Take some time to say, “this is the dream level.” – for me, this is regular 10 mile runs, marathons, seriously crazy runner-freak stuff.
Then say, “this is the comfort level.” – for me, this is at least 3 miles, two or three times during the week, with occasional long (weekend) runs in the 6-9 range, maybe a half marathon or two a year.
Then, “this is the unacceptable level.” – for me this is not running at all, not once this week. I know that if I only run once a week, I’ll be huffing and puffing. Which is miserable. The comfort level is a much better place to be.
Identifying your levels puts achievement in perspective. It’s your personal gauge that gives you a reading of where you are in comparison to where you want to be.

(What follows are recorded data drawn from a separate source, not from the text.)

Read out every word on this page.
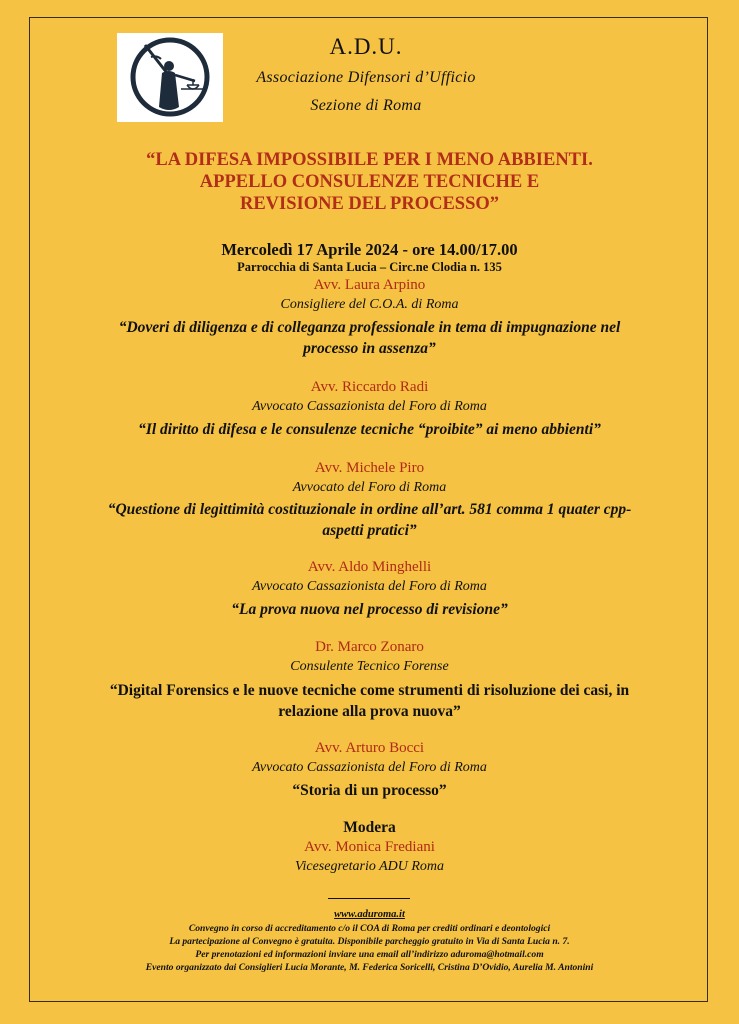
A.D.U.
Associazione Difensori d’Ufficio
Sezione di Roma
“LA DIFESA IMPOSSIBILE PER I MENO ABBIENTI.
APPELLO CONSULENZE TECNICHE E
REVISIONE DEL PROCESSO”
Mercoledì 17 Aprile 2024 - ore 14.00/17.00
Parrocchia di Santa Lucia – Circ.ne Clodia n. 135
Avv. Laura Arpino
Consigliere del C.O.A. di Roma
“Doveri di diligenza e di colleganza professionale in tema di impugnazione nel
processo in assenza”
Avv. Riccardo Radi
Avvocato Cassazionista del Foro di Roma
“Il diritto di difesa e le consulenze tecniche “proibite” ai meno abbienti”
Avv. Michele Piro
Avvocato del Foro di Roma
“Questione di legittimità costituzionale in ordine all’art. 581 comma 1 quater cpp-
aspetti pratici”
Avv. Aldo Minghelli
Avvocato Cassazionista del Foro di Roma
“La prova nuova nel processo di revisione”
Dr. Marco Zonaro
Consulente Tecnico Forense
“Digital Forensics e le nuove tecniche come strumenti di risoluzione dei casi, in
relazione alla prova nuova”
Avv. Arturo Bocci
Avvocato Cassazionista del Foro di Roma
“Storia di un processo”
Modera
Avv. Monica Frediani
Vicesegretario ADU Roma
www.aduroma.it
Convegno in corso di accreditamento c/o il COA di Roma per crediti ordinari e deontologici
La partecipazione al Convegno è gratuita. Disponibile parcheggio gratuito in Via di Santa Lucia n. 7.
Per prenotazioni ed informazioni inviare una email all’indirizzo aduroma@hotmail.com
Evento organizzato dai Consiglieri Lucia Morante, M. Federica Soricelli, Cristina D’Ovidio, Aurelia M. Antonini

Perspective provides a safe space to occupy while keeping an eye on achievement which is always jogging at a bit-faster-clip than you over that hill.
|Aubrey's quote on my left wrist during the 1/2 (Bruno Mars song)|
2) Change your internal dialogue
Say nice things to yourself. Praise yourself for small goals and for keeping the comfort level.
I used to say to myself, “you have to work out. You’re fat. You drink too much. You eat too many cheeseburgers.”
Now I say, “you’re extraordinary! What are you waiting for? Go out there and be extraordinary!”
I would much rather run for a coach who encourages me with positivity than one who puts me down and makes me feel bad about myself. And that’s what your internal dialogue is: your coach.
Make promises to yourself and keep them. Hold yourself accountable. Reward yourself (within reason) for small achievements and then extravagantly for big achievements.
Write a few repeatable mantras and then use them to get yourself out of the unacceptable range and into the comfort level, or out of the comfort level and closer to the dream level.
Favorite mantras: I am not afraid of hard work. I am worth it. Be strong. Be stronger. Nice legs and wine (that’s why I run).
|Reedy River 10k Spring 2012|
3) Stop comparing yourself to other people
This is really hard. It feels good to say, “at least I’m not her.”
Truth is: there’s always someone training harder, on a steeper incline, at a faster pace, than you.
You have to focus on your progress and your achievement.
Find three things you love about yourself: something physical, something mental, something emotional. Mine are my legs (man are they strong!), my new positive internal dialogue! (where’d that come from?), and my deep love for and trust in my husband (what a guy!).
There are so many things I want but as I tell HB over and over “first things first!” We have to do what we have to do and then we can do what we want to do.
So I put fitness – running, swimming – into the have to do category even if my achievements are a little below Olympic standards.
What things do you like about yourself?